26 June 2014 | Tobias Engelmeier
Indians still only emit less than 40% of the Chinese on a per capita basis and hundreds of millions don’t have access to grid electricity. So the case against emissions targets remains strong, but India needs to avoid being isolated and portrayed as the villain who prevents global consensus and progress. For my previous analysis of the changing international landscape, read part 1.
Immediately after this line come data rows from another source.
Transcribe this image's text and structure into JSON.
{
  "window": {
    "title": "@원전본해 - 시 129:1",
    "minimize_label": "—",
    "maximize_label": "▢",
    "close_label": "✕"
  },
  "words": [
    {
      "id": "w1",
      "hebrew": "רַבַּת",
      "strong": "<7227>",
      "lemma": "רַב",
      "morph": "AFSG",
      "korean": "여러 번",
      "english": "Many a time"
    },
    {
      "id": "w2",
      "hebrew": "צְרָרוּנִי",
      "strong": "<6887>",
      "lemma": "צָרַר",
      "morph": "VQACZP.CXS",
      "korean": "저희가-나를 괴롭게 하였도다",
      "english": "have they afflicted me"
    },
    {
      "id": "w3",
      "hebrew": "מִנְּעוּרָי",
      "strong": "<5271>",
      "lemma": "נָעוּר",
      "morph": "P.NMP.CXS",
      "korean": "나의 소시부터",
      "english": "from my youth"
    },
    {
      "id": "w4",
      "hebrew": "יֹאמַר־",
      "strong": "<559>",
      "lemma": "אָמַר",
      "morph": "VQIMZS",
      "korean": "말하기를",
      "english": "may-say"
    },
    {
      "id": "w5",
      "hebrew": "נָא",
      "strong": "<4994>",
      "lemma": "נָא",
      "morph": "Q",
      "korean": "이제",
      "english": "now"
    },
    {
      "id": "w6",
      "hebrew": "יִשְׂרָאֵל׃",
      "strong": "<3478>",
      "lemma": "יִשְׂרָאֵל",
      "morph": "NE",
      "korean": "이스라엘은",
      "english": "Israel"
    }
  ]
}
- India is not yet as path dependent as developed economies or China. That is an opportunity
- Climate change action can be win-win, e.g. if resources are used more efficiently or if energy security is enhanced
- There is intense climate inequality within India: the poor will suffer from climate change, while the urban middle-class leads highly inefficient, carbon intense lifestyles
Photo Credit: Pete Souza
India can avoid China’s mistakes
India needs to industrialize on a large scale to provide opportunities for employment and advancement to its hundreds of millions of young. In order to industrialize, India will require vast amounts of energy, and a large part of this energy will come from fossil fuels. Thus India’s absolute carbon emissions will necessarily rise, in the same way that China’s have done (and continue to do). However, it would be wrong to model India’s future on China’s past. China’s industrialization sped up in the 1990s and experienced its growth hump at around 2007.
India’s hump could be in around 2030. Thus, India would industrialize in an entirely different technological era. Renewables have become much, much cheaper and fossil fuels more expensive. Cars, factories or household appliances have become much more efficient. A lot of progress has been made in managing smart grids and changing consumer behavior and products. In short: the toolkit for sustainable economic development has become very impressive. India should use it to leapfrog. It might thus avoid the enormous, highly disruptive and costly environmental pollution that China experiences.
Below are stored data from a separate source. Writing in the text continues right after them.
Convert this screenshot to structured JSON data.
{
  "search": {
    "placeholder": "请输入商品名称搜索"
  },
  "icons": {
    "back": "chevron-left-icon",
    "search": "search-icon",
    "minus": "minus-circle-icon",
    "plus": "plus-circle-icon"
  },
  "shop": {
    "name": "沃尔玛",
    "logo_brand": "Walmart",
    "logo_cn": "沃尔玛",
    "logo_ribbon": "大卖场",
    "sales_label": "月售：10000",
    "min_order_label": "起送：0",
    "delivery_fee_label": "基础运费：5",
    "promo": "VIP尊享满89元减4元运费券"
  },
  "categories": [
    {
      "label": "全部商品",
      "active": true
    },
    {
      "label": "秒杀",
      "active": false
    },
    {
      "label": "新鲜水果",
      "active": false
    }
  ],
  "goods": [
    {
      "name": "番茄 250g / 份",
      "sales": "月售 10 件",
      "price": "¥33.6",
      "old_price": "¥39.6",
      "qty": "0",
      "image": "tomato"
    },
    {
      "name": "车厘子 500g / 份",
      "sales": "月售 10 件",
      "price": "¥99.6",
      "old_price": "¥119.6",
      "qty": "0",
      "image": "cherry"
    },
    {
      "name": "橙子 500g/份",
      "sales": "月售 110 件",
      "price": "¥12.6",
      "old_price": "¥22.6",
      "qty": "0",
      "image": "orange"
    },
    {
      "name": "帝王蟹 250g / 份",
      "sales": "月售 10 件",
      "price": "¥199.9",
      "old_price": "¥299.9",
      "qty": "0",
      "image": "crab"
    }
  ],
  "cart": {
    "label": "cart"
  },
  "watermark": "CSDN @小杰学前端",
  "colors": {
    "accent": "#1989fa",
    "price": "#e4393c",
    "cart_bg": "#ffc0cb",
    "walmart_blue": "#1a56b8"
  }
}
Carbon emissions are not a zero-sum game
Climate action can promote, rather than prevent prosperity. For one, it costs less than we think. The recent Intergovernmental Panel on Climate Change report has shown that virtually decarbonizing the entire global economy by the end of the century costs a mere 0.06 per cent of global GDP a year (refer), which, as Paul Krugman has noted, is a “rounding error” (refer). More importantly, certain measures will generate significant net economic value. The US Environmental Protection Agency has estimated that the US plan to cut power emissions by 30% could produce net benefits to the US economy of up to $80 billion. A stronger cut would have produced more economic benefits, not less (refer). Most climate actions require initial, up-front investment capital, but many of them have a short payback period. A look at the McKinsey global carbon abatement curve helps (refer, see below): all the measures on the left side have a positive net economic effect. LED lighting and energy efficiency measures are low-hanging fruits. India’s PAT scheme for efficiency in industries is already a significant step in that direction.
Inequalities within India
While it is understandable that India defends the right to emit as a country against other countries, given its very low per capita emissions, this argument has an important caveat: it does account for the vast inequalities within. India has a very heterogeneous economy and society. The hundred million-odd middle class, for example, leads extremely carbon intensive lifestyles, centered around cars (usually stuck in traffic), heavy cooling of inefficient buildings (often with fuming diesel gen-sets) and meat-heavy diets. At the same time, hundreds of millions of villagers’ contribution to climate change is limited to the methane produced by a handful of livestock and burning some kerosene, dung or firewood. While the wasteful-urban middle class reaches emissions levels at par with or greater than those in developed economies, it is the rural poor who suffer most from the effects of a changing climate.
Accept emissions caps and turn the tables
India should, therefore, not be afraid to accept binding targets on carbon intensity of GDP. The country needs to improve this parameter in any case as energy is simply too expensive and difficult to procure. If the right measures are chosen, India would benefit economically. It could be a counterbalance to wasteful and shortsighted populist demands of everyday democratic politics and help set India on a more efficient and intelligent development path. In addition, it would give India more leverage to force other countries to accept truly painful carbon cuts (the right side of the abatement curve), because limiting global climate change is a matter of survival for millions of Indians. It is time to leave behind the high principles of carbon justice and focus on pragmatic win-win options. This could be part of a larger strategic shift in Indian foreign policy, away from ideals and towards crafting workable strategies that serve India’s interest.